テスト

 「部長・・・!」
 その日、桐間周は珍しい程に真剣な顔、真剣な声で所属している部活動の部長ーー月瀬水仙に向き合っていた。
 そんな真剣な周に対し、水仙はPC画面から顔を上げ至極嫌そうな顔を返した。

 いつもと変わらない部室。
 涼やかな風が時折カーテンを揺らす。
 時は夏休みも過ぎ去り秋の始まりを感じ始めるような日々の中だった。
 月瀬水仙はいつもの部室、いつもの席でいつもの『仕事』をこなしていた。
 ここ数日は何故だか裏の世間も大人しく、珍しいことに仕事にも追われていない。
 それでも水仙の元には相変わらず無数の仕事が届き、それらをこなすのはいわば日課のようなものだ。
 だから、高校生の本分であるはずの授業をぶっちぎり、静かな部室棟の静かな部室で時間を過ごすのもいつも通りのことだ。
 カーテンを揺らす風に誘われるように、ふと壁に掛けた時計を見やればもうすぐHRの終わる時間であった。
 もう数分もすれば校舎全体に放課後を告げる鐘が鳴り響き、それとともに学校から解放された生徒たちが賑わいだすだろう。
 ちらりと、窓の外のまだ誰もいないグラウンドを見てから、水仙は頬杖を付き、ゆっくりとため息を吐きだした。
 そうした辺りで鐘が鳴り響く。
 わ、と校舎全体が賑わい出すのを肌で感じた。
 いつもと変わらぬ何気ない日常。
 つまらない、平凡なそれもそう悪くはない。
 放課後を迎えた今、水仙のいる部室棟も徐々に人の気配がしだした。
 そろそろ、この部活の後輩もこの部室に来るだろう。
 水仙は頬杖を付いていた格好から体を起こし、再びPC画面に向き合った。
 噂をすれば、数分もしないうちに部室のドアがガチャリと音を立てた。
 この部室を訪れる人物はそう多くない。
 予想通り、現れたのは水仙にとっての後輩ーー桐間周であった。
 「・・・お疲れ様です」
 「おう」
 いつもより少しだけ元気のなさそうな周の挨拶に違和感は感じつつも、水仙は無視するようにいつも通り横柄に返事をした。

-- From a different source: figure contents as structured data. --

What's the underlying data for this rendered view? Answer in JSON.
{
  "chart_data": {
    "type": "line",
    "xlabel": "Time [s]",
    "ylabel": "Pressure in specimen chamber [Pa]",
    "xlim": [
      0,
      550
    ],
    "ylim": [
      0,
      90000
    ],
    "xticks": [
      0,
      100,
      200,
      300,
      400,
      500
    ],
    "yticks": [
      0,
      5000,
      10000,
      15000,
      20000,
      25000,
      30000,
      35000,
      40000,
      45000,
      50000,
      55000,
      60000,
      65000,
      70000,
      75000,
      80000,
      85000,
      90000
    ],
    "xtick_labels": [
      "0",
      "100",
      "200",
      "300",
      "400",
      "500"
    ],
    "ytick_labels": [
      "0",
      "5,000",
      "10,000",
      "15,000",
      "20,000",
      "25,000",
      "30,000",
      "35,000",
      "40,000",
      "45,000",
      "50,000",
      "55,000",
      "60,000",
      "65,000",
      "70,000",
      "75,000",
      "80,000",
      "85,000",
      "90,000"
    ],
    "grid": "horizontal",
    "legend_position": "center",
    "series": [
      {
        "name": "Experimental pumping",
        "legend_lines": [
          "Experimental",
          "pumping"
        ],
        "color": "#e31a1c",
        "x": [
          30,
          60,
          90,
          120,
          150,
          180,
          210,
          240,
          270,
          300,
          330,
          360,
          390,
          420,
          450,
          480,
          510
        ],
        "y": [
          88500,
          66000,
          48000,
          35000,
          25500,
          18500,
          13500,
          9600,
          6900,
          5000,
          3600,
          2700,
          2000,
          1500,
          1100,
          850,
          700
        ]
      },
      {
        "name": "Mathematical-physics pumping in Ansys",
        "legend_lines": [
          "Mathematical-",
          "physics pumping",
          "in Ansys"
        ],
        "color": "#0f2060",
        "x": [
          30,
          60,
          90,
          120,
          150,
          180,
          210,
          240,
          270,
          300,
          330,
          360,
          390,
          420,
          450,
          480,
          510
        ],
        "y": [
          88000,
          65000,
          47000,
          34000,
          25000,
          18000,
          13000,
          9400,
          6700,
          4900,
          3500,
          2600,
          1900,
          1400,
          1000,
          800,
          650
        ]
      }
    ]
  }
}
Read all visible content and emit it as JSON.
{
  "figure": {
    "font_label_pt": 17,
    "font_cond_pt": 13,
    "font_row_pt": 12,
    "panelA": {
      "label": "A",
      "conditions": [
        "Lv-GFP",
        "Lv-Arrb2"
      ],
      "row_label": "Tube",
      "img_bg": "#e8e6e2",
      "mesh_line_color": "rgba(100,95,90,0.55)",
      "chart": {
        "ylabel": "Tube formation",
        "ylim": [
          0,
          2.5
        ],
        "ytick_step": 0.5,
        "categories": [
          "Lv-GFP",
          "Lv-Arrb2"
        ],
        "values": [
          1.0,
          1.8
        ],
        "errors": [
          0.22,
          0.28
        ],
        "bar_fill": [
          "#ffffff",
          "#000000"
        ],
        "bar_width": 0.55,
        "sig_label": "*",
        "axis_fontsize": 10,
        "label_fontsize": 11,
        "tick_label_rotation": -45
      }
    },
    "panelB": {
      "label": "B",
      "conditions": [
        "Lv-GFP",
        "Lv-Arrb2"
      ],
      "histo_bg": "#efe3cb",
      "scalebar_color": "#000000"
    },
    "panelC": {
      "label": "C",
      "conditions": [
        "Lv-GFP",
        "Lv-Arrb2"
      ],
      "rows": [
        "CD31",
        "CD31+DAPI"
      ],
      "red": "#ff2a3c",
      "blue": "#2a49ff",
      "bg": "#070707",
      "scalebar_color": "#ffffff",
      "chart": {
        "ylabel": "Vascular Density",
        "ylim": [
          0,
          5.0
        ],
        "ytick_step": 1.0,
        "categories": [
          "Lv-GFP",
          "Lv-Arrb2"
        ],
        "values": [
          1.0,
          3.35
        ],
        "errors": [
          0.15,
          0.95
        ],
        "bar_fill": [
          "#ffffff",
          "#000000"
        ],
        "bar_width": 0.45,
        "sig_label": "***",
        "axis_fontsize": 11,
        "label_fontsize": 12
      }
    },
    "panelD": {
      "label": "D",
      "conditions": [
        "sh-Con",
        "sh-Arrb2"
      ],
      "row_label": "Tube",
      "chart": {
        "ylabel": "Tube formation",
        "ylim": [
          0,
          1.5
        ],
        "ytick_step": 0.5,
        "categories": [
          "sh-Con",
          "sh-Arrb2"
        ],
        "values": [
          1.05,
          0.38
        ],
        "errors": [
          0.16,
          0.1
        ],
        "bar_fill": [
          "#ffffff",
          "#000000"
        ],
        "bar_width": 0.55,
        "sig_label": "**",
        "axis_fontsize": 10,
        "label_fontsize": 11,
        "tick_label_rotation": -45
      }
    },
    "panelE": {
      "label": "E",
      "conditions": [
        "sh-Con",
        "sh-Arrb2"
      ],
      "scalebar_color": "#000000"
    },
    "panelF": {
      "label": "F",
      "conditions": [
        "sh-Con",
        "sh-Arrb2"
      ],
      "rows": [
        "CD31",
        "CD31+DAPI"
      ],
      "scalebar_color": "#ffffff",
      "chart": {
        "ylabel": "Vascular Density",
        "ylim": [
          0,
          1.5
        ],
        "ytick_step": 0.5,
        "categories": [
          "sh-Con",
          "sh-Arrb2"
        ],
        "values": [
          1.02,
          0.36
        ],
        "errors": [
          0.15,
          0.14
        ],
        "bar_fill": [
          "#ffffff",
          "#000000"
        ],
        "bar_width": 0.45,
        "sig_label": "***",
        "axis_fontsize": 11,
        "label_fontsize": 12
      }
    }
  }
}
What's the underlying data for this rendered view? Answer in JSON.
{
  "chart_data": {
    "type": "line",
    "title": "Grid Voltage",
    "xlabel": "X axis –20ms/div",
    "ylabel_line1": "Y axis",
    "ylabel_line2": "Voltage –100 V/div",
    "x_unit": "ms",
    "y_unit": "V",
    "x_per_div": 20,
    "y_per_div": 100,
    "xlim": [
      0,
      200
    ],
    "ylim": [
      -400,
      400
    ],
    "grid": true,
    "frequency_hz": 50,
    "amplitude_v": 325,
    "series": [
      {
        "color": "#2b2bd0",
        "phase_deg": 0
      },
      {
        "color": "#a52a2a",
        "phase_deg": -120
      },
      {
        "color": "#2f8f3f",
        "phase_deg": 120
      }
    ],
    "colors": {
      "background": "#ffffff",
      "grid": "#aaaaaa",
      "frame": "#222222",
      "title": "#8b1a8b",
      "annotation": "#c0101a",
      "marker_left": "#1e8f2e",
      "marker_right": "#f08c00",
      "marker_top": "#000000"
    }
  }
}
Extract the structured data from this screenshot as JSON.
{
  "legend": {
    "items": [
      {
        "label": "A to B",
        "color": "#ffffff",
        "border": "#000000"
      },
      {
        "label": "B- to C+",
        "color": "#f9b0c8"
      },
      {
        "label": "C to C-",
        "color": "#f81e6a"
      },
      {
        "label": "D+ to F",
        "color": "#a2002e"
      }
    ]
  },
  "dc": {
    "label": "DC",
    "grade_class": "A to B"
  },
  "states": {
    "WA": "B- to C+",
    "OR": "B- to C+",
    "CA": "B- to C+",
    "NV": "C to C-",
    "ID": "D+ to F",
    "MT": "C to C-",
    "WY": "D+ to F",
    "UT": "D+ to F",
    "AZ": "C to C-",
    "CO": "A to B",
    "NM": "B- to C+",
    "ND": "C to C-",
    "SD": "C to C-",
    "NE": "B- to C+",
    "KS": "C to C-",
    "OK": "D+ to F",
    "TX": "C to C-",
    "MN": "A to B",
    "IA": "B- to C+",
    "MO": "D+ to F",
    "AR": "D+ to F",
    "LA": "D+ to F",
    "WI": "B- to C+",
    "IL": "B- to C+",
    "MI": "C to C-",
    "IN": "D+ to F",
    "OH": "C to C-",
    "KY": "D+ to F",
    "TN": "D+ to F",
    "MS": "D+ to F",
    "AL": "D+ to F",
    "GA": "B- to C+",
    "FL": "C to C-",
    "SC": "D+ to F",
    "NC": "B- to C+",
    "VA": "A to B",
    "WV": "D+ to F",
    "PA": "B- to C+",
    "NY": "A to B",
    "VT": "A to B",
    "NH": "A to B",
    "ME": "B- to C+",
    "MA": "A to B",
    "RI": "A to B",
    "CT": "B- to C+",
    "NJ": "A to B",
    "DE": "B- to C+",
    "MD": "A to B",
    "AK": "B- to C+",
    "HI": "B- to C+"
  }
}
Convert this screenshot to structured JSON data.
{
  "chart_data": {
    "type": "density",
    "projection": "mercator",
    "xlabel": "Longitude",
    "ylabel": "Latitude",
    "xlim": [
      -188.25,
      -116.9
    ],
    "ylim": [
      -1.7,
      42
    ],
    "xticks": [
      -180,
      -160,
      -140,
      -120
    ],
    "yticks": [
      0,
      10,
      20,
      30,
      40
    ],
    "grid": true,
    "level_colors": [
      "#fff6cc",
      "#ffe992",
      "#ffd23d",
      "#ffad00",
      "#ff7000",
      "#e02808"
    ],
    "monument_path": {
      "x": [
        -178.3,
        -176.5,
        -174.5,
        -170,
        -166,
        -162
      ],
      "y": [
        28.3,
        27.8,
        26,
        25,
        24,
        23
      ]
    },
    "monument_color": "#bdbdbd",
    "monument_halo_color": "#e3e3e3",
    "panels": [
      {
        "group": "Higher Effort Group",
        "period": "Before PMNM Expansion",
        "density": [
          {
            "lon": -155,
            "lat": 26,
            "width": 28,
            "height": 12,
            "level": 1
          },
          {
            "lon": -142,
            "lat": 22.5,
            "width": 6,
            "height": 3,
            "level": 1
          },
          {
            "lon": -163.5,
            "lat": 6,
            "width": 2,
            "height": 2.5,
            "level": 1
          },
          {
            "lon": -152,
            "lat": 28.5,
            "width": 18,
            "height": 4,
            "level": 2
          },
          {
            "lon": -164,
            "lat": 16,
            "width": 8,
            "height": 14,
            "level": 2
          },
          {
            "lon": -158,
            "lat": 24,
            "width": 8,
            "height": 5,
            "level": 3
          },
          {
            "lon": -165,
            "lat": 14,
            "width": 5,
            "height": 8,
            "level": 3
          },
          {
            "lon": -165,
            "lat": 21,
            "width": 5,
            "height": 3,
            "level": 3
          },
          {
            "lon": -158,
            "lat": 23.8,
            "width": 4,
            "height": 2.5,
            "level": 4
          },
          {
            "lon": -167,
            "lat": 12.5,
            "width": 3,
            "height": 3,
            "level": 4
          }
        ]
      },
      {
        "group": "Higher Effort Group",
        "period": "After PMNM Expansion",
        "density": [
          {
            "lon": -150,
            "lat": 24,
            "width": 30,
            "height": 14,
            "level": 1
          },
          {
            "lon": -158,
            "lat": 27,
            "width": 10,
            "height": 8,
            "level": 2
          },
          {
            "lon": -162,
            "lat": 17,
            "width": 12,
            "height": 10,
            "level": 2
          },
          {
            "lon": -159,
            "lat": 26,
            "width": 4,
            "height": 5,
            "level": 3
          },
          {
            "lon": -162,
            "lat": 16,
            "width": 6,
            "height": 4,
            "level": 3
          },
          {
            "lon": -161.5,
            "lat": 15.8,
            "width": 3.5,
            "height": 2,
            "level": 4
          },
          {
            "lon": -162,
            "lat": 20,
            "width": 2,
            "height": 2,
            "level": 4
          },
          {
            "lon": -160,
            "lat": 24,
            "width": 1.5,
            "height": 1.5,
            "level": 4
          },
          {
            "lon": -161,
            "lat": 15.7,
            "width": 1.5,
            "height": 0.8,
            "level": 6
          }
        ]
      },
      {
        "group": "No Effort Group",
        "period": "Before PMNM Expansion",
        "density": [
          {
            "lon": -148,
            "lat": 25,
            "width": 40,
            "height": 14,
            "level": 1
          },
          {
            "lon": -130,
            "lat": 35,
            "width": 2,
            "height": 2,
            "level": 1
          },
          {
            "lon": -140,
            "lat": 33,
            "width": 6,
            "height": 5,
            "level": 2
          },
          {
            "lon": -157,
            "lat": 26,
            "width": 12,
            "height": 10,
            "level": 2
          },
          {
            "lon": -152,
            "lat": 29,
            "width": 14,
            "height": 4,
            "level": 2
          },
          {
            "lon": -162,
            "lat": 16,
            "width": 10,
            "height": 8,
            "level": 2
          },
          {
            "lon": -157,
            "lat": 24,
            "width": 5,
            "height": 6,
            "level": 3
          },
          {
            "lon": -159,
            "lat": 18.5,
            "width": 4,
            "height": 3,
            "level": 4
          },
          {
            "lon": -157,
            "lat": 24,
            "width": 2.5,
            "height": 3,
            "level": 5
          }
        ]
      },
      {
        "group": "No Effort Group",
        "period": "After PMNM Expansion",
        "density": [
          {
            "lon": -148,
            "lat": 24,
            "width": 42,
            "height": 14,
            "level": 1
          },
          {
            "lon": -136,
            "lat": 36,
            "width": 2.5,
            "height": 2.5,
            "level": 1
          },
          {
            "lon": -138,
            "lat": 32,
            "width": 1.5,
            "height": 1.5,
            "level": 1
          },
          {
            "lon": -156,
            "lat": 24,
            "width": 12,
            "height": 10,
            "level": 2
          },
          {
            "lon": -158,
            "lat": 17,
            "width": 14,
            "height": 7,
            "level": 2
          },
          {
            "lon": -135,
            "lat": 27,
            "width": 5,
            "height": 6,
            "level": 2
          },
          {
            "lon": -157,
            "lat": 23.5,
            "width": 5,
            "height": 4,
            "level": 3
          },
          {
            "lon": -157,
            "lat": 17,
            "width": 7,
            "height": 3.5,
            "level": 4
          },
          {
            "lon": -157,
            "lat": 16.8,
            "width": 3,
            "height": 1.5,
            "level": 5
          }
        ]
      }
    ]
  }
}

 それから、周もいつもの位置、部室の扉の近くへ着席した。
 席に着くと、周は大きくため息を吐いた。
 水仙はそれも無視。
 10分ほどの時間、水仙のキータッチの音と周のため息が時折静かな部室に響いた。
 いい加減、周の雰囲気が面倒になってきた水仙がそろそろコーヒーでも淹れさせようか、と口を開き掛けたところだった。
 「部長・・・!」
 意を決したような周の声が部室に響いた。
 水仙は迷惑そうに顔を歪めながらPCから画面から顔を上げた。
 「・・・なんだよ」
 「いや、あの・・・」
 水仙の機嫌が悪そうだ、と感じた周は一瞬口籠るが、それでももう一度口を開いた。
 「・・・勉強教えて下さい!」
 言って、周は深々と頭を下げた。
 桐間周の成績は入学以来、この半年近く低空飛行を続けてきた。
 そもそもそれなり以上にレベルの高いこの高校にかなりの無理をして入学してきている。
 そのため、日々の授業にも遅れ気味だった。
 対する月瀬水仙は特大の問題児でありながら、その成績を盾に教師陣に文句を言わせない程に優秀な生徒だ。
 具体的には、生徒会長を務めている水仙の幼馴染みである超がつく優等生、伊吹湊を差し置いて学年首席である。
 そういえば今朝湊の奴が来週からテスト期間だと言っていたな、と水仙は思い出す。
 なるほど、それ程に周の成績は遂にヤバいらしい。
 ということをなんとなく察した。
 その上で水仙は言葉を返してやる。
 「いや、嫌だが?」
 「な、なんでですかー!?」
 急に大きな声を出した周に再び顔を歪めて、水仙は追撃を吐いた。